The King’s visit to the dozing soldiery and exchange of moral views with an excellent Jamie Ballard as Williams the soldier, in the “creeping murder and pouring dark” of the night between battles , is sharply done. And if his “once more unto the breach” is given an interestingly panicky tone, the big St Crispin’s day speech is done to great , if unusual, effect by having most of it not orated from a platform but mainly spoken with fatherly persuasiveness to one of the smallest, youngest-looking soldiers (there are many women among them, which oddly does not jar). When at times Henry remembers he is meant to be a merciless conqueror, threatening to have naked infants spitted on pikes, there is always that edge of painful, doubtful growth in him. He’s very young.
And usefully that sense of his immaturity, a kind of laddish innocence confronted with the brutal duty of war, is emphasised by the lowlife characters, comfortably long-steeped in self-preservation and opportunist sin: Paul Hunter’s tufty-haired Pistol is splendidly disgraceful, out robbing the dead and planning his brags in the pub. As the unnamed Boy, Tanvi Virmani has a nice withering moment summing him up by observing his “full voice and empty heart: an empty vessel makes the most noise” . Sion Prichard is also an excellent Fluellen, finally brandishing his leek with proper fury.
So the viewer’s interest is drawn all the time , perhaps even too much, away from any interest in the war and its outcome to contemplation of human weakness, particularly of Henry himself as he slowly grows up to his aweful responsibilities and status. Again , the lasy moment over the glove when he reveals himself to Ballard’s stroppy (and much older and wiser) squaddie is neatly tellling: I had never noticed before the pathos of that generation gap.
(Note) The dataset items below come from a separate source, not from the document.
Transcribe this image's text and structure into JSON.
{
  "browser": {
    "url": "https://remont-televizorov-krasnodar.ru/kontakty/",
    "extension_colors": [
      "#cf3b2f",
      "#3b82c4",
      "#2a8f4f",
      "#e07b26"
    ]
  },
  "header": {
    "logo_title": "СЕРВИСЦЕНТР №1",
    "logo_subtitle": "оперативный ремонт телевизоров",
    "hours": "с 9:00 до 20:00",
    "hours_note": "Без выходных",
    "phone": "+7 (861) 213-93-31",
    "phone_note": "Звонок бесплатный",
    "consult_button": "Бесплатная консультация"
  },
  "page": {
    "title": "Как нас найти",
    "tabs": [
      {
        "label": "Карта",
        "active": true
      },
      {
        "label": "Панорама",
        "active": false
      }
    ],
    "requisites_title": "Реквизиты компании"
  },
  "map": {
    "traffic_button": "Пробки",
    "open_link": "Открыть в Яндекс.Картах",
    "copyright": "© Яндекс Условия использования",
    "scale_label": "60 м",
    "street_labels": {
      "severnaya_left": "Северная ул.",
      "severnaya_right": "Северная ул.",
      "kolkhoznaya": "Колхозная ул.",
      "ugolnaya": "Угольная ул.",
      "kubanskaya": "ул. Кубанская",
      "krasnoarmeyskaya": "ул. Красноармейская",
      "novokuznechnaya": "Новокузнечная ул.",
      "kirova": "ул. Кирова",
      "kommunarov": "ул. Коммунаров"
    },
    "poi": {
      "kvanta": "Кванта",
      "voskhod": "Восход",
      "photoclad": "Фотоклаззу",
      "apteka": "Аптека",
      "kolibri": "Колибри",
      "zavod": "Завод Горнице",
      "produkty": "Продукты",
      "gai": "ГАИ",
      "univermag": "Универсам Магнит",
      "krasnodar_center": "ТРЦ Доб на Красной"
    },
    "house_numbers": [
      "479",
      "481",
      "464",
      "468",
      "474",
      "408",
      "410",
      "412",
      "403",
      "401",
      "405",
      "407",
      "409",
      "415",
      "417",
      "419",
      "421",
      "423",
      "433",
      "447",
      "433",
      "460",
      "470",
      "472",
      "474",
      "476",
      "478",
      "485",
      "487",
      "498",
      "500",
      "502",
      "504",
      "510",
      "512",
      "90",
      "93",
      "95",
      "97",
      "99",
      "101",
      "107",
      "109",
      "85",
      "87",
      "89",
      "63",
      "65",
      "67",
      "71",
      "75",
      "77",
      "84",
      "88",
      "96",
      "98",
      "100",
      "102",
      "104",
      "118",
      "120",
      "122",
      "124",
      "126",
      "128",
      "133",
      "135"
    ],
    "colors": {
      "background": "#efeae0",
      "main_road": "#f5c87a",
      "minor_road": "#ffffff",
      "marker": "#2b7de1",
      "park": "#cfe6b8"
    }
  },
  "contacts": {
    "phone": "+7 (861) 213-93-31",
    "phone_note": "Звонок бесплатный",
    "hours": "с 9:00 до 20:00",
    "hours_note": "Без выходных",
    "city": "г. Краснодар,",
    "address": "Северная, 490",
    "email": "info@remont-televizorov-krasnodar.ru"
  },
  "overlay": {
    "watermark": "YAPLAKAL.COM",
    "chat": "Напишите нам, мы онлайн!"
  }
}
So there is a lot of satisfaction in it, and some lovely staging enhanced by the mass movement , collapses and risings and silhouettes. Of course as usual the weird coda of the wooing of French Katharine feels anticlimactic. Maybe it should do. It’s just politics, after all. Striking again, though , and raising us back to reality is the French King’s emotional collapse at his moment of acquiescence: barely able to name English Henry his heir over his own son’s bier. I notice to my surprise from the cast list that this is Jamie Ballard again as the King: wouldn’t have known it. Indeed there are several not at all noticeable doublings and triplings in the vivid, fast moving cast of twenty. Pretty good, because quite often they look more like fifty.
And great, great credit for movement and fighting to Annie-Lunnette Deakin-Foster and Kate Waters, who put the whole cast through what looks, frankly, physically gruelling and riskily bruising. Again, so it should be. We are not living at a time to be comfortably sentimental about war, are we?.